The comments above give the impression that the plan was to improve production and that quality was just an unfortunate casualty of production pressure. But I think that lowering quality may actually have been a goal of its own, even if I don't exactly understand what is achieved by a lower quality. Consider what happened in the past years: -first, about 4 years ago, search and examination were reorganized, officially so that technical domains were not split between The Hague and Munich. In practice, however, in many cases it seems that domains were chosen to insure that a maximum of examiners had to change and therefore search and examine something which did not correspond to what they had learned to do. The training which was offered was often minimal. -this completely unnecessary destruction of competence is not a huge problem in examination (people can adapt much more easily in examination) but is a much bigger problem in search (it takes one to two years for an engineer to be familiar with the collection of documents), but... -second, about 3 years ago, search became a top priority and examiners had to do search files under time pressure (as an arbitrary short delay was set on them). Many had no time for examination any more -because of the strange way production is internally measured, this also meant that examiners had artificial higher production figures (search is counted with 50% more points than examination) -third, about a year ago, searches dried up and reducing examination backlog became a top priority. The examiners had to do more examination, but only final actions count towards our internal production figures (only grants or refusal, no intermediate communications). Examiners are not supposed to have their production figure decrease ever or your director will come to you and start to discuss retirement or dismissal for professional incompetence. That means that an examiner who had done, say, 80 "urgent" searches in 2015, not finding much prior art in a domain he or she was not familiar with, suddenly had to do 120 final actions in 2016 (they count 50% less). Many of them worked longer hours or brought files home.

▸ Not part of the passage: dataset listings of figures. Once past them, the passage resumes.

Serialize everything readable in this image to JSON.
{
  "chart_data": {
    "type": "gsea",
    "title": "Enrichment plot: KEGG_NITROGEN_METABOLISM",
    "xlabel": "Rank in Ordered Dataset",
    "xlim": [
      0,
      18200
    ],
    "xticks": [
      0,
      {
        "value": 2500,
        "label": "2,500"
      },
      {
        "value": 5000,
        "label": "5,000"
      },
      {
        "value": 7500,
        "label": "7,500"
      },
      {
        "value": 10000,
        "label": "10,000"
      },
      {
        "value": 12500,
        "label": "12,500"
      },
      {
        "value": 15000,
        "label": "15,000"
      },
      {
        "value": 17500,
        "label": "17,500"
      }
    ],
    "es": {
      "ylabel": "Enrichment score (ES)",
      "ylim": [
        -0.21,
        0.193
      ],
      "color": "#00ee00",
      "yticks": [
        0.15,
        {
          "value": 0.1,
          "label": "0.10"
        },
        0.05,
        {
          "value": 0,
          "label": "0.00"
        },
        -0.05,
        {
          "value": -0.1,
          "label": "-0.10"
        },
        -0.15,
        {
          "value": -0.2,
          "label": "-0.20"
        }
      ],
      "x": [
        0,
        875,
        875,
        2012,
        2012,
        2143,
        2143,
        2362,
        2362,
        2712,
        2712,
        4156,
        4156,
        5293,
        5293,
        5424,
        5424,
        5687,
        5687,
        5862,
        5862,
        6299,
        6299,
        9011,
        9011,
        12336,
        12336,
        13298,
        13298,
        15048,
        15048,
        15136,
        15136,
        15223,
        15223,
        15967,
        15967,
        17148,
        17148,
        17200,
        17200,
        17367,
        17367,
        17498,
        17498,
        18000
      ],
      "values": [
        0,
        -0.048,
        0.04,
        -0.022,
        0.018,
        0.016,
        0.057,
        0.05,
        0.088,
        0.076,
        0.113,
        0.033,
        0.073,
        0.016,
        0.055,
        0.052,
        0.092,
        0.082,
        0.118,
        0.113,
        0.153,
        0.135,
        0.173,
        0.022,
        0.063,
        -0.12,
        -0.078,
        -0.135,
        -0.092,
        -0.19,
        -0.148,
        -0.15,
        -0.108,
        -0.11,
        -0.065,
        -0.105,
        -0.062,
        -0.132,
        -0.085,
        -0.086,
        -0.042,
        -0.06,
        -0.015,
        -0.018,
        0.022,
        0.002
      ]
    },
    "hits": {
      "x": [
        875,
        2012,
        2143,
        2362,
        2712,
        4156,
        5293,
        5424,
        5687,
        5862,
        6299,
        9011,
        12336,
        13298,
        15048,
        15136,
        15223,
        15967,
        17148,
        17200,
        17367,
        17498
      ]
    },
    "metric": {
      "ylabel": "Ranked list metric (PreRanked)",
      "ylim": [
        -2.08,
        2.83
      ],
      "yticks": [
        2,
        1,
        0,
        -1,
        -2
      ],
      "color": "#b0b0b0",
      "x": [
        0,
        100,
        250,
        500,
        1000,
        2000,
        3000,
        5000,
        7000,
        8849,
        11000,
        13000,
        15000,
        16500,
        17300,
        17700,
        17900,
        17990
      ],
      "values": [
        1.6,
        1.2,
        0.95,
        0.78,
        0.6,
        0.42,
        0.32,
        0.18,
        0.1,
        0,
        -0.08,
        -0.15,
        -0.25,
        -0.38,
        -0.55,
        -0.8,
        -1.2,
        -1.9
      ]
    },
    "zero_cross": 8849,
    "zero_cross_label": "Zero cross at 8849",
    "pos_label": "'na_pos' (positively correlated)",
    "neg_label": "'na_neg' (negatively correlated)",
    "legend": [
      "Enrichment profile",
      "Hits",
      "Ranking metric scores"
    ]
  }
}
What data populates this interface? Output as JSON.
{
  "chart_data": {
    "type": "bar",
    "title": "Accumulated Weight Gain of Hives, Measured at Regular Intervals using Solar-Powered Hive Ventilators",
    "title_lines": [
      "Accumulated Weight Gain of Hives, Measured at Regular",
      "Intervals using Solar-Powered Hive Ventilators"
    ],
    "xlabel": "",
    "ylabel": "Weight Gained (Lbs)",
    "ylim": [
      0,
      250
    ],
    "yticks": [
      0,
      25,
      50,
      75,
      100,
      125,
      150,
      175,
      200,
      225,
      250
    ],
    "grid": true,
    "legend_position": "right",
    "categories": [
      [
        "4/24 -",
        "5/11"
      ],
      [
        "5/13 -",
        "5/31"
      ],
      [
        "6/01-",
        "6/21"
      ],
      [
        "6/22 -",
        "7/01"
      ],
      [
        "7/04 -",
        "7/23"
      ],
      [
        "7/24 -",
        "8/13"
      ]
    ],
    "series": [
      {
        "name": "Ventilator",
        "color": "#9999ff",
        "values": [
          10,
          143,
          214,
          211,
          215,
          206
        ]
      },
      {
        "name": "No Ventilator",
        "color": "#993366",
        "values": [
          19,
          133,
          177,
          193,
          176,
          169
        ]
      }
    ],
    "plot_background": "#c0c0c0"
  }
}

Add a few items to fine-tune the process: -we hire as much as we can, the new people must be trained by existing examiners, only do searches in the beginning (while common sense would have them start by examination) and are under an enormous production pressure. -some examiners, particularly less scrupulous ones with very high production figures, are moved around, become team leaders (so that they can explain their colleagues how to increase production) and generally are spread around so that each directorate has a few high producers (and the note at the end of the year is dependent on the ranking within a directorate). -there are still regular transfers of people to technical domains they do not really know -I know at least two examiners who were pushed toward retirement because they rejected too many patents.

So, I may of course be wrong, but I have the feeling that lowering quality is part of a concerted plan. It does not happen by chance, just as it did not happen "by chance" that of 3 people dismissed, all 3 of them were prominent union officials.


What Battistelli has been doing is going to cost literally billions (if not more than a trillion Euros) to Europeans. He is a parasite that enriches himself and his friends while at the same time planting the seeds of patent war and ruin. Then there's the UPC -- a combination of low-quality patents and long reach of prosecution (gold mine to abusers, aggressors, and facilitators such as lawyers, who keep promoting it all the time, even days ago in a so-called 'workshop').

"What Battistelli has been doing is going to cost literally billions (if not more than a trillion Euros) to Europeans.""Don't forget that the President and his friends earn considerably more for a work which, at best, can be described as mediocre," one person just wrote, adding a reference to Merkel by saying: "Thank you for all these years. Is there any way we can convince you to come by from time to time?"

A letter to Merkel in German and in English was reproduced here very recently. It's sad that by silence (as in "conspiracy of silence" one might argue) she facilitates a destructive force at the very heart of Europe -- one which without a doubt is going to ruin a lot of Europe's industry and the taken-for-granted leadership.